Os chans são fóruns on-line que se diferenciam dos tradicionais por terem, notadamente, um visual rústico confuso que até certo ponto é intencional, denotando a pouca preocupação com a usabilidade (Antonio, 2013). Afinal, homens que se orgulham de personificarem um ideal de “masculinidade tradicional” sentem-se mais confortáveis quando utilizam sites pobremente desenhados, reforçando intencionalmente sua precariedade material 3. Além disso, os chans não exigem cadastro de seus usuários para submissão de conteúdo (posts), o que torna o anonimato de seus participantes quase absoluto. Ademais, os chans permitem uma quantidade limitada de conteúdo simultâneo em seu domínio, excluindo automaticamente os conteúdos mais antigos, o que exacerba o caráter efêmero que configura sua dinâmica e incrementa a sensação de segurança pessoal e até mesmo de impunidade (Figura 1).

Figura 1 Exemplo de um tópico extraído de um popular chan brasileiro. 

Há uma organização própria nesse tipo de fórum que propicia uma dinâmica particular e permite a produção irrestrita de quaisquer tipos de conteúdo:

Os chans são normalmente divididos por canais temáticos e qualquer usuário pode inserir um novo tópico de discussão. Geralmente, cada canal possui suas regras próprias para garantir uma melhor organização, evitando que um canal sobre culinária, por exemplo, exiba questionamentos sobre aeromodelismo. Para que haja o mínimo de ordem, alguns usuários mais ativos e de confiança são eleitos os moderadores do tópico. Quem normalmente faz essa seleção é o dono do imageboard, que opta por colocar amigos nessas posições de maior responsabilidade. (Antonio, 2013, p. 42)

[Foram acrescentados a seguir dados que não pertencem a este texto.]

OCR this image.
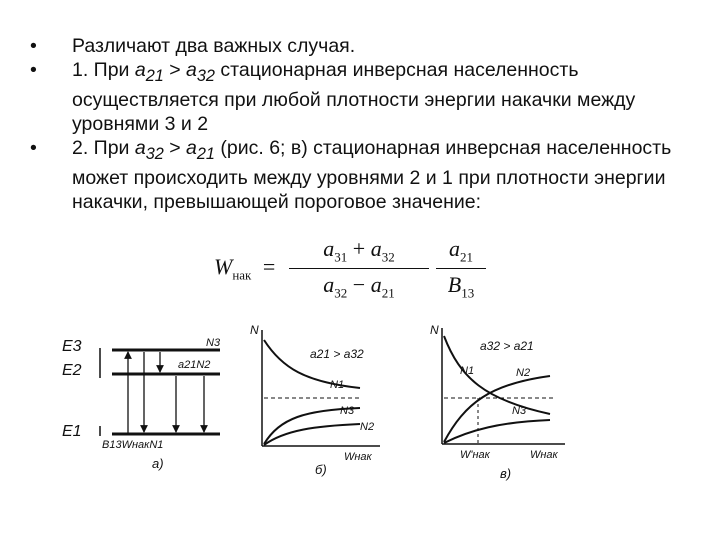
• Различают два важных случая.
• 1. При $a_{21} > a_{32}$ стационарная инверсная населенность осуществляется при любой плотности энергии накачки между уровнями 3 и 2
• 2. При $a_{32} > a_{21}$ (рис. 6; в) стационарная инверсная населенность может происходить между уровнями 2 и 1 при плотности энергии накачки, превышающей пороговое значение:
$W_{нак}$ =
$a_{31} + a_{32}$
$a_{32} - a_{21}$
$a_{21}$
$B_{13}$
E3
E2
E1
N3
a21N2
B13WнакN1
а)
N
a21 > a32
N1
N3
N2
Wнак
б)
N
a32 > a21
N1	N2
N3
W'нак	Wнак
в)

Na maioria dos chans é possível encontrar canais temáticos semelhantes, como espaços dedicados a animes (desenhos animados japoneses), música, humor, política, pornografia e suas inúmeras sub-variedades, configurando um cardápio de opções em que o usuário pode navegar.

Pílula Vermelha, Cultura Ginocêntrica e os Últimos “Verdadeiros Românticos”

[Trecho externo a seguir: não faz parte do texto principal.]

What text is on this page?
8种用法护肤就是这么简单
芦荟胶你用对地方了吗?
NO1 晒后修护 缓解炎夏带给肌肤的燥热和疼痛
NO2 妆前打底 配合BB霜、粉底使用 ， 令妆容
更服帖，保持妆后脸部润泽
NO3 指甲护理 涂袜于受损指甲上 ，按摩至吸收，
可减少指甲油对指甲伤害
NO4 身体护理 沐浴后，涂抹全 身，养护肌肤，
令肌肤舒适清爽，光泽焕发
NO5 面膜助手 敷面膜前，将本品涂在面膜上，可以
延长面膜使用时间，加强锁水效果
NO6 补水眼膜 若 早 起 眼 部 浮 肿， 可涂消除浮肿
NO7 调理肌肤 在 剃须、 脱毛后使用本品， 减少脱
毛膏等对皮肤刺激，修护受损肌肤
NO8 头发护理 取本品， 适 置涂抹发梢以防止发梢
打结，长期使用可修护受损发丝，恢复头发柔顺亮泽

Ging (2019) define o já desgastado termo “masculinidade tóxica” como uma tendência masculina à competição e dominação agressiva de outros indivíduos. Empregamos essa expressão para indicar a vulgarização do conceito, que perdeu sua definição mais rigorosa por ter se popularizado em demasia. Nagle (2016) rebate essa definição simplificadora, alegando que homens, tais como os usuários dos chans, compartilham marcado interesse por pornografia envolvendo travestis, discussões sobre bissexualidade, relatos que algumas vezes extrapolam uma ideia rígida e estereotipada de masculinidade tradicional, embora ainda sustentem, paradoxalmente, um discurso misógino e conservador. Investigar as motivações que amparam esse paradoxo desponta como um caminho promissor a ser explorado.

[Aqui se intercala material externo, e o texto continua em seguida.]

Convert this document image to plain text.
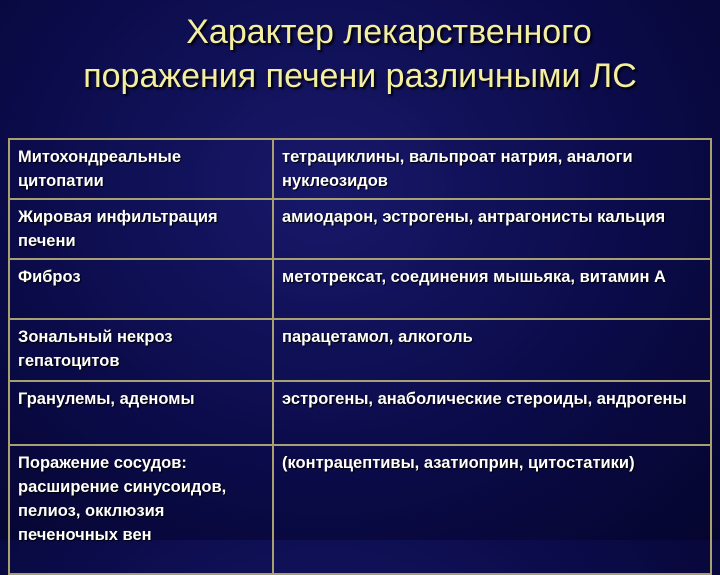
Характер лекарственного
поражения печени различными ЛС
Митохондреальные цитопатии	тетрациклины, вальпроат натрия, аналоги нуклеозидов
Жировая инфильтрация печени	амиодарон, эстрогены, антрагонисты кальция
Фиброз	метотрексат, соединения мышьяка, витамин А
Зональный некроз гепатоцитов	парацетамол, алкоголь
Гранулемы, аденомы	эстрогены, анаболические стероиды, андрогены
Поражение сосудов: расширение синусоидов, пелиоз, окклюзия печеночных вен	(контрацептивы, азатиоприн, цитостатики)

Não é difícil encontrar evidências que fundamentam esse argumento. Em dois dos principais chans brasileiros 4 podemos encontrar os seguintes canais /tr/ - Neomulheres e /tr Pintos Femininos, respectivamente (as duas letras que antecedem os nomes dos canais indicam uma espécie de sigla-senha que facilita a utilização do site), ambos repletos de fotos e vídeos pornográficos performados por corpos travestis. Na concepção de masculinidade veiculada e reificada nas comunicações compartilhadas nos referidos sites, há objetificação do corpo travesti e uma relação obsessiva com a ambiguidade sexual representada pela configuração anatômica da genitália. Nesse caso a figura da travesti, assim como de mulheres trans, aparecem associadas à lógica da descartabilidade, da relação sexual fortuita e consentida apenas “no sigilo”, e comumente designada por termos pejorativos. A excitação sexual anda de mãos dadas com o lugar de abjeção designado aos corpos travestis pela transfobia. Além da linguagem pornográfica, dos termos chulos e do vocabulário de baixo calão, que aproximam as expressões da sexualidade à ideia de sujeira, os incels dão forte ênfase, em seus posts, aos videogames e compartilham vídeos de humor, pegadinhas e memes, isto é, conteúdos de teor infantilizado, o que de imediato suscita a questão: podemos identificar uma masculinidade tradicional nesses atributos? Autoras(es), como Nagle (2016), apostam que não.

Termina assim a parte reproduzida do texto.